JATIROGO, PERHUTANI (13/11/2024) | Perum Perhutani Kesatuan Pemangkuan Hutan (KPH) Jatirogo menunjukkan kepeduliannya terhadap masyarakat sekitar hutan dengan menyalurkan bantuan air bersih melalui program Tanggung Jawab Sosial dan Lingkungan (TJSL). Bantuan ini ditujukan untuk masyarakat Desa Sadang, Kecamatan Jatirogo, Kabupaten Tuban, yang terdampak kekeringan parah dan kesulitan mendapatkan air bersih. Penyaluran bantuan dilakukan pada Rabu (13/11).

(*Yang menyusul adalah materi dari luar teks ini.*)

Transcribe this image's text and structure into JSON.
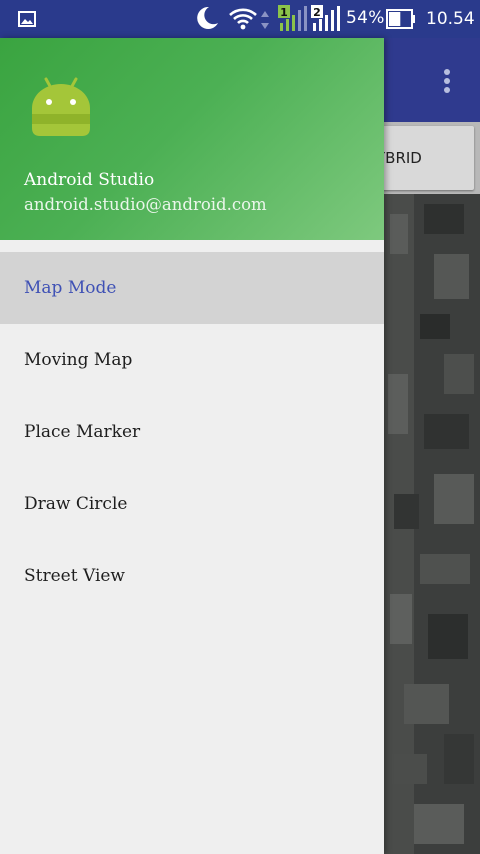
{
  "status_bar": {
    "icons": [
      "gallery-icon",
      "moon-icon",
      "wifi-icon",
      "data-arrows-icon",
      "sim1-signal-icon",
      "sim2-signal-icon",
      "battery-icon"
    ],
    "sim1_label": "1",
    "sim2_label": "2",
    "battery_percent": "54%",
    "battery_level": 0.54,
    "time": "10.54"
  },
  "app": {
    "toolbar_menu_icon": "more-vert-icon",
    "map_type_button": "YBRID",
    "colors": {
      "toolbar": "#2f3a8e",
      "status_bar": "#2a3a8c"
    }
  },
  "drawer": {
    "header": {
      "logo_icon": "android-logo",
      "user_name": "Android Studio",
      "user_email": "android.studio@android.com",
      "gradient": [
        "#3aa440",
        "#7ec97e"
      ]
    },
    "menu": [
      {
        "label": "Map Mode",
        "selected": true
      },
      {
        "label": "Moving Map",
        "selected": false
      },
      {
        "label": "Place Marker",
        "selected": false
      },
      {
        "label": "Draw Circle",
        "selected": false
      },
      {
        "label": "Street View",
        "selected": false
      }
    ],
    "selected_color": "#3f51b5"
  }
}
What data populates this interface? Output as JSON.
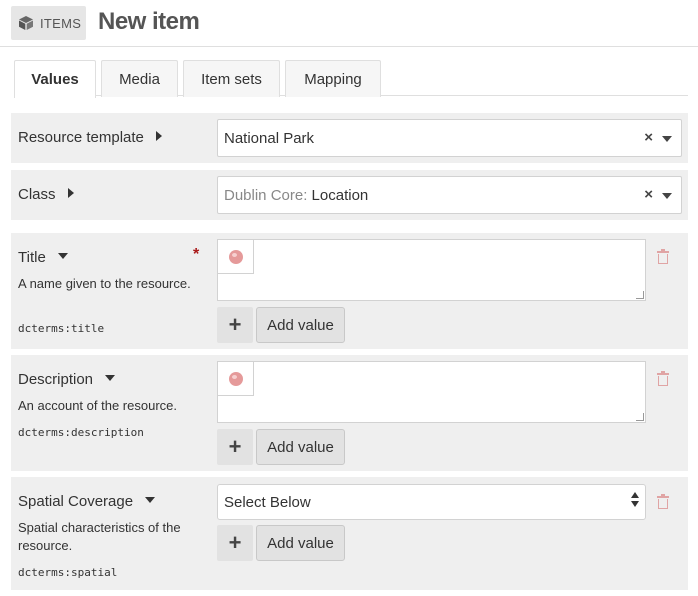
{
  "header": {
    "section_label": "ITEMS",
    "title": "New item"
  },
  "tabs": [
    {
      "label": "Values",
      "active": true
    },
    {
      "label": "Media",
      "active": false
    },
    {
      "label": "Item sets",
      "active": false
    },
    {
      "label": "Mapping",
      "active": false
    }
  ],
  "resource_template": {
    "label": "Resource template",
    "value": "National Park"
  },
  "class": {
    "label": "Class",
    "vocabulary": "Dublin Core:",
    "value": "Location"
  },
  "properties": [
    {
      "label": "Title",
      "description": "A name given to the resource.",
      "term": "dcterms:title",
      "required_mark": "*",
      "add_label": "Add value",
      "plus": "+"
    },
    {
      "label": "Description",
      "description": "An account of the resource.",
      "term": "dcterms:description",
      "add_label": "Add value",
      "plus": "+"
    },
    {
      "label": "Spatial Coverage",
      "description": "Spatial characteristics of the resource.",
      "term": "dcterms:spatial",
      "select_value": "Select Below",
      "add_label": "Add value",
      "plus": "+"
    }
  ],
  "clear_symbol": "×",
  "colors": {
    "required": "#a91919",
    "trash": "#e0a4a4",
    "globe": "#e59a9a"
  },
  "icons": {
    "section": "cube-icon",
    "language": "globe-icon",
    "remove": "trash-icon"
  }
}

Kepala Perhutani KPH Jatirogo, Dedy Siswandhi, menjelaskan bahwa bantuan ini merupakan bentuk perhatian Perhutani terhadap masyarakat desa hutan yang terdampak musim kemarau panjang. “Penyaluran bantuan air bersih ini menjadi wujud kepedulian Perhutani dalam membantu dan meringankan beban masyarakat desa hutan. Dengan adanya kemarau panjang, banyak desa yang mengalami kesulitan air bersih. Sebanyak sepuluh truk tangki, masing-masing berkapasitas 10.000 liter, disalurkan secara bertahap ke Desa Sadang, Desa Sekaran, dan Desa Bader,” ungkapnya.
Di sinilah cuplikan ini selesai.